Identify potential coalition partners by making a list of organizations whose missions are aligned with the goals of your campaign. When it comes to the census, think broadly, because every organization that is working to benefit your community or specific constituencies in your community has a lot at stake in ensuring an accurate count. GOTC coalitions can include agencies that provide direct services, school boards and teacher organizations, business groups, community foundations, and more.

Start by reaching out to people you know personally; once you’ve enlisted their support, ask them to suggest other participants. Approach potential partners with a short written description of the coalition’s goals and objectives.

Give people different ways to be involved; if they can’t serve on the steering committee, perhaps they can name a staff liaison to the campaign. If they can’t commit to long-term participation, maybe they can co-sponsor a single public event. Some organizations may have to follow a formal process before signing on. These are opportunities to make new allies and sharpen your ability to make a compelling case for your campaign. 

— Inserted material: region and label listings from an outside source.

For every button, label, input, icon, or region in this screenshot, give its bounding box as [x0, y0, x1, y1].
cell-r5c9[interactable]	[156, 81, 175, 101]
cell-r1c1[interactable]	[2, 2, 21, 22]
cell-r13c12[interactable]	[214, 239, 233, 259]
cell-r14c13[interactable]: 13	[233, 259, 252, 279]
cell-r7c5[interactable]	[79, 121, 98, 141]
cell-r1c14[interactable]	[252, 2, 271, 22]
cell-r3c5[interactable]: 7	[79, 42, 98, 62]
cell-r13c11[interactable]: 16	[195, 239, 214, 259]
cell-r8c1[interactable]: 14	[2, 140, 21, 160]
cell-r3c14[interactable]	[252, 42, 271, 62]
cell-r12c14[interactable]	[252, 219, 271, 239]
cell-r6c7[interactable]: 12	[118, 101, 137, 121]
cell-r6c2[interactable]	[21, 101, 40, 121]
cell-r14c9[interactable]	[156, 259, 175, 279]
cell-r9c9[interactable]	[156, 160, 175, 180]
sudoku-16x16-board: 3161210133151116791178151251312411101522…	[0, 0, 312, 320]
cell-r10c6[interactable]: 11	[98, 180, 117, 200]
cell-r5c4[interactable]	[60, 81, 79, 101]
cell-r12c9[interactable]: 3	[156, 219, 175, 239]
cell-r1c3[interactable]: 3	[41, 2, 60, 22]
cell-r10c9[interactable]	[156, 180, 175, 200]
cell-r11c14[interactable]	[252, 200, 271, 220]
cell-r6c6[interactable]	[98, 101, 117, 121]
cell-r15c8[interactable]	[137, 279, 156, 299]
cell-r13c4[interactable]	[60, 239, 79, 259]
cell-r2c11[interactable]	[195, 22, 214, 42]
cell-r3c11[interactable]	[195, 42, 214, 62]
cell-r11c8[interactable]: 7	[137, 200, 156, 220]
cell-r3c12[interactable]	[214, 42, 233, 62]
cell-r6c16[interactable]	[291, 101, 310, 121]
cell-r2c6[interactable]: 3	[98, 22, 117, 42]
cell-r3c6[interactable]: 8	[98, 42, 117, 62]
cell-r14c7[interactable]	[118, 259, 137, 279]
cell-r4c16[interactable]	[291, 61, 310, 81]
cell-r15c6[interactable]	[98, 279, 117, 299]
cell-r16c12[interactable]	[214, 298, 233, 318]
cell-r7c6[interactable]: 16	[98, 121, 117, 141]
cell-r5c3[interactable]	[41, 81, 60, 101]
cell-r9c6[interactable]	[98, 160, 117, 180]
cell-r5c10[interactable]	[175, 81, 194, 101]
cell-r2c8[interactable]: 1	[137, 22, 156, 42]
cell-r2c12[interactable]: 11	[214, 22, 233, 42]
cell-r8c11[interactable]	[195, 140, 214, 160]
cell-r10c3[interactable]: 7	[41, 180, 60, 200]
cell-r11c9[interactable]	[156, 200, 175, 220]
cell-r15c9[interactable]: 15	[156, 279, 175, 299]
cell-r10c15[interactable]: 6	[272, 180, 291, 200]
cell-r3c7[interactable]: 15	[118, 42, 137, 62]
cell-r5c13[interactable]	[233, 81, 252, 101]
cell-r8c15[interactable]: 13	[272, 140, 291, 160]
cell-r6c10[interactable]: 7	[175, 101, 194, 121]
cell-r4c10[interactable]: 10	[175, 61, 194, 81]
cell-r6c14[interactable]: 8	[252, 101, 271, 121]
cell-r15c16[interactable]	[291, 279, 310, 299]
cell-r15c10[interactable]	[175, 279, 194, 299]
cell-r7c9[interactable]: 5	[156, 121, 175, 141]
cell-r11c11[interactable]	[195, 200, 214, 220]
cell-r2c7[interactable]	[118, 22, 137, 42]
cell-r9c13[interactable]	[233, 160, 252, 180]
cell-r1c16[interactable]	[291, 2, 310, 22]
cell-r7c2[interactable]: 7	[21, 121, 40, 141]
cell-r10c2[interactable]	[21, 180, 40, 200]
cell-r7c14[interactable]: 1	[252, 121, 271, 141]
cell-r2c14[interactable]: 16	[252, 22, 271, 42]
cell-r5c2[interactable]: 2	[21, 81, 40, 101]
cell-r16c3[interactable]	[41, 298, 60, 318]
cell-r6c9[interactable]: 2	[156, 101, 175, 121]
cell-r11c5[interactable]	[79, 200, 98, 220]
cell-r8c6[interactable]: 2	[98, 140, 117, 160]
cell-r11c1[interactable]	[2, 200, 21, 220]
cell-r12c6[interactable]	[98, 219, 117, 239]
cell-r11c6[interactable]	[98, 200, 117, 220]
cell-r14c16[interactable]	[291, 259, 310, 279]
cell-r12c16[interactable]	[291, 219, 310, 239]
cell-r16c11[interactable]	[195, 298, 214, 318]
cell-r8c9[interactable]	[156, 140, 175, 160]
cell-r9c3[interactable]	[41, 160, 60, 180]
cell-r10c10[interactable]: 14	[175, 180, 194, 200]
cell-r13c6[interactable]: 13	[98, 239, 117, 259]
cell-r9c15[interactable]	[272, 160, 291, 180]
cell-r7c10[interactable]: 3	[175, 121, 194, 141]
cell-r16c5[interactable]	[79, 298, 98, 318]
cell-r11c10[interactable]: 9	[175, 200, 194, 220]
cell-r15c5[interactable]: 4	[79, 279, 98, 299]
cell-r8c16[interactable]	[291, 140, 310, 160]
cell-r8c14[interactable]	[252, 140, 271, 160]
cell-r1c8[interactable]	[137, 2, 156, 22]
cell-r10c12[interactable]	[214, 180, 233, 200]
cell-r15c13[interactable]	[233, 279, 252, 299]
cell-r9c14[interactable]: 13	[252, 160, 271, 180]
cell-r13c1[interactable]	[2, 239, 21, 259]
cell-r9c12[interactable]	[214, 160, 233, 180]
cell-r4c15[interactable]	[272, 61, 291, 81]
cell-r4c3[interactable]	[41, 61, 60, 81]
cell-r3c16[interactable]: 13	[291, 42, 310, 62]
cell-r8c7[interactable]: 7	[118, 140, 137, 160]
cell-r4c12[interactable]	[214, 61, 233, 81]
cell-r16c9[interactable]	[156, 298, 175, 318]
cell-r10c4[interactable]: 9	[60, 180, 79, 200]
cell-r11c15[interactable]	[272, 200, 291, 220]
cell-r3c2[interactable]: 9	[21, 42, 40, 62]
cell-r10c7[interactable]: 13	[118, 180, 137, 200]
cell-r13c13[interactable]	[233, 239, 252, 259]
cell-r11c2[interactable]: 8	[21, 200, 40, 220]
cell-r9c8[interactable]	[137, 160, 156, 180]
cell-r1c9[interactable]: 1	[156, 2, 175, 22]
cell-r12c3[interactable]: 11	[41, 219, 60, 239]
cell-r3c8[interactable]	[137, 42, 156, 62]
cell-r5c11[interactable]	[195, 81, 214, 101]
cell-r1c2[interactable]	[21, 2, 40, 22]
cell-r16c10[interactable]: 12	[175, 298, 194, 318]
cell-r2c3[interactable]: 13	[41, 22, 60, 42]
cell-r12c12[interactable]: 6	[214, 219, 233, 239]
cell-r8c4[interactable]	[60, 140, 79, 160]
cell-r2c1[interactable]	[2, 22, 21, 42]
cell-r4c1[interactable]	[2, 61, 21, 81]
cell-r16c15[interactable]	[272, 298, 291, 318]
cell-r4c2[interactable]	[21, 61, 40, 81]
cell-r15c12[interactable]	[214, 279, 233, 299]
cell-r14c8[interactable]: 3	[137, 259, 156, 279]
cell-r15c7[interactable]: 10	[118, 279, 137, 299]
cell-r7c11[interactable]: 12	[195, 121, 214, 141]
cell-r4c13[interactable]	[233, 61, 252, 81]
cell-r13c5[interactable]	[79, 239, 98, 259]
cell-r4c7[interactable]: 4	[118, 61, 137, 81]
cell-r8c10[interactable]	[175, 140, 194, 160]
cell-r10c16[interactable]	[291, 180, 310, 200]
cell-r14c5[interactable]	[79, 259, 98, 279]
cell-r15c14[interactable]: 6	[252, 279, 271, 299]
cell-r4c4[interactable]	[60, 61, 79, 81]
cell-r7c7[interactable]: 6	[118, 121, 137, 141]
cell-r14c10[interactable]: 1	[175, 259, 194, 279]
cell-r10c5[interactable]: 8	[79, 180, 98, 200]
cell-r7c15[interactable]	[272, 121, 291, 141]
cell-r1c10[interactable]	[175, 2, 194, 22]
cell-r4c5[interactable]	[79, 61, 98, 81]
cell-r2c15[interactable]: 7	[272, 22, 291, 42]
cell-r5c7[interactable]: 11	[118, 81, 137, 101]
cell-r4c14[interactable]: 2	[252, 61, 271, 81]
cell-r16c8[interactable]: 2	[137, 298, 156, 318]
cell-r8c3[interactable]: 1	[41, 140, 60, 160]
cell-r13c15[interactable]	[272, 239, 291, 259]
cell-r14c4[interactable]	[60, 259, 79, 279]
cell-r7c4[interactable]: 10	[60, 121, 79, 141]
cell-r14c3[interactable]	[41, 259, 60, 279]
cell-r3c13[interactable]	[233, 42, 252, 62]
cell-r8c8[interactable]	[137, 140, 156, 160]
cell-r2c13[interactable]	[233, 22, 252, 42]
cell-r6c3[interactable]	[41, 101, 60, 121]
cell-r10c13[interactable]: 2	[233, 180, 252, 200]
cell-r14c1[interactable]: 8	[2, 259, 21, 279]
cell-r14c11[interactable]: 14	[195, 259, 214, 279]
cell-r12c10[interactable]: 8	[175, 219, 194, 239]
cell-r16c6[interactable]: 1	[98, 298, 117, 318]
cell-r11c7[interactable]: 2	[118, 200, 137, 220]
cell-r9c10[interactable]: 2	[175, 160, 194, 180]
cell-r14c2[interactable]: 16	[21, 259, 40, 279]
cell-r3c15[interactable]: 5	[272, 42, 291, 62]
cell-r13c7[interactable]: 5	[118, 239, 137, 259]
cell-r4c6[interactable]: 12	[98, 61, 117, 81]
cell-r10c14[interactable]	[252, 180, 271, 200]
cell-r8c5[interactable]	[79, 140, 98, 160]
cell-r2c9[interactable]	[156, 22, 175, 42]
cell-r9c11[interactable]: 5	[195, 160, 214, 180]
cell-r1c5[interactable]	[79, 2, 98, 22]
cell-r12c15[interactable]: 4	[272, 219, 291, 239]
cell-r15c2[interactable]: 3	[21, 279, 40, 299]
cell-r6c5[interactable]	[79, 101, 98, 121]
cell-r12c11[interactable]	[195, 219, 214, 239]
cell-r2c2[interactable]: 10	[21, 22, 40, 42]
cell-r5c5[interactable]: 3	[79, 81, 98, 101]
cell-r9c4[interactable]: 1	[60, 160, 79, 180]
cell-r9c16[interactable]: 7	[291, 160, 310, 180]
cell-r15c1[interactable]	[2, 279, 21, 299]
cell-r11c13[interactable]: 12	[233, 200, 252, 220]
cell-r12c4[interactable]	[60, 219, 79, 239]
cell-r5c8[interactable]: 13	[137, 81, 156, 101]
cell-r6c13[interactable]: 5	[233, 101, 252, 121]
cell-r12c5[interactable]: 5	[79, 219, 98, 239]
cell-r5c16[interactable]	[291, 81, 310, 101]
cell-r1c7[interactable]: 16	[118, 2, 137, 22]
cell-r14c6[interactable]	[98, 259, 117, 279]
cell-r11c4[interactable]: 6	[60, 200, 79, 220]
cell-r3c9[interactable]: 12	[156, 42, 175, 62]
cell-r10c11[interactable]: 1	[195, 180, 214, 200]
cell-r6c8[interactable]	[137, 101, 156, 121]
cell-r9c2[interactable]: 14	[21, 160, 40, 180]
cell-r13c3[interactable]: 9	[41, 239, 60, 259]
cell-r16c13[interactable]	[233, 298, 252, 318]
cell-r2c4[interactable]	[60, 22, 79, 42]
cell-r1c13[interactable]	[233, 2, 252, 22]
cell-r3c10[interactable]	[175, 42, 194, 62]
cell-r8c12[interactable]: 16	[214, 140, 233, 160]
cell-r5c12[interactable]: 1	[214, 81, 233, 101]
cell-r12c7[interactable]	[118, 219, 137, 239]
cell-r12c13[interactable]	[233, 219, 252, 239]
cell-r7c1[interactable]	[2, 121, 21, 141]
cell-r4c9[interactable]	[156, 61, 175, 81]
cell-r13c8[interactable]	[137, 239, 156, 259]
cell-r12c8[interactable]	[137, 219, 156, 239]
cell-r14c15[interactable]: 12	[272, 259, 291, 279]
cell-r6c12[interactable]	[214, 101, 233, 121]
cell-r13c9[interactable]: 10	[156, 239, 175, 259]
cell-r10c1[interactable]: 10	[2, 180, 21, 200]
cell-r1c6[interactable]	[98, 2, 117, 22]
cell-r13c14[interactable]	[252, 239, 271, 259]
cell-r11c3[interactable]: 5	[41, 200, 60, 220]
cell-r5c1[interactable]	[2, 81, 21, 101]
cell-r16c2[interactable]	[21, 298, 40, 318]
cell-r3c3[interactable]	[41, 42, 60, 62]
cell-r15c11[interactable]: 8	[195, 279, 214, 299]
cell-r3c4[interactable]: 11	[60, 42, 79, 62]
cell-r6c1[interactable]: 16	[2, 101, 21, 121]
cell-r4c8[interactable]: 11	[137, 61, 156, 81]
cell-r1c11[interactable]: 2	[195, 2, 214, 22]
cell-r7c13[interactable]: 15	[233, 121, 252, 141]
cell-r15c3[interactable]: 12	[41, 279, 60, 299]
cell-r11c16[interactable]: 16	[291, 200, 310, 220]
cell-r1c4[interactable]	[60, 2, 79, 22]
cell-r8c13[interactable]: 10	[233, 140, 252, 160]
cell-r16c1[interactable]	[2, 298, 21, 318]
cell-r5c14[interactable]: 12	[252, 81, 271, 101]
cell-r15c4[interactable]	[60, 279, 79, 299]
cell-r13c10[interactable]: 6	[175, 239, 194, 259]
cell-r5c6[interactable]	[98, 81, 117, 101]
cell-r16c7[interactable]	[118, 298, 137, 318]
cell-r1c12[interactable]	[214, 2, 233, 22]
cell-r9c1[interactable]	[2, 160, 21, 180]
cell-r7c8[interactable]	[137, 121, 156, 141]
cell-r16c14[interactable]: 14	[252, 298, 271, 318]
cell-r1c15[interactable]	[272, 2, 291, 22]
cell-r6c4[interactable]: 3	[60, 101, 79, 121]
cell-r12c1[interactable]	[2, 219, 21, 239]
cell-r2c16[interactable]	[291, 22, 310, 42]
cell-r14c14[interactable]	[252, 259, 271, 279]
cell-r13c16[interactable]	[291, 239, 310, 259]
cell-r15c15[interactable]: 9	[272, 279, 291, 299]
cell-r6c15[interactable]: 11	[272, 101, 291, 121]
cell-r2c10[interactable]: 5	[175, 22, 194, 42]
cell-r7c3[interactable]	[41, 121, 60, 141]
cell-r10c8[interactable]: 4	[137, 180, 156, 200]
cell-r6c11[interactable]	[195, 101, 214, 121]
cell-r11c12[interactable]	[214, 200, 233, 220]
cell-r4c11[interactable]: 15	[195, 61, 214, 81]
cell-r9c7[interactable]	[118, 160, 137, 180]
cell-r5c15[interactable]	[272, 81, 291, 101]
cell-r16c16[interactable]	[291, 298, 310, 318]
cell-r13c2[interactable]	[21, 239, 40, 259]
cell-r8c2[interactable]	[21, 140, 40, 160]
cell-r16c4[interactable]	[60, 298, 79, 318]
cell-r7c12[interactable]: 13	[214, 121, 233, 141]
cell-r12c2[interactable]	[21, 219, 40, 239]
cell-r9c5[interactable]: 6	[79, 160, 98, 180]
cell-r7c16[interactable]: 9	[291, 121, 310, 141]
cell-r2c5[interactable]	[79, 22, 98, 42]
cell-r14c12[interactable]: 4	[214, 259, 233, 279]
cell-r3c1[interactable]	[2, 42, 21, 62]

Your coalition may need some structure to keep things moving forward. You may have a small steering committee or working group that can make decisions as needed. But be sure that all your partners understand the decision-making process and have an opportunity for input. You may want to have specific working groups or committees to take on specific assignments and tasks, such as media outreach or event organizing.


Potential Impact of Citizenship Question Controversy

The 2020 Census will not include a citizenship question. However, people in immigrant households and communities may have heard about the Trump administration’s attempts to include a question about citizenship and legal status on the 2020 Census at the last minute. That effort was opposed by members of the Census Counts coalition and other groups who believed that such a question, especially in a climate of hostility toward immigrants, could discourage participation.

In June 2019, the Supreme Court stopped the Secretary of Commerce (who oversees the Census Bureau) from moving forward with the citizenship question, finding that the administration’s justification for asking the question was not credible.

This was a major victory, but some advocates worry that the controversy has already harmed the credibility of the 2020 Census, particularly in Latino, Asian, and other immigrant communities. The NALEO Education Fund’s ¡Hágase Contar! (Make Yourself Count!) Campaign is operating a toll-free bilingual hotline 877-EL-CENSO (877-352-3676) as part of its national effort to overcome the effort to suppress the count of Latinos.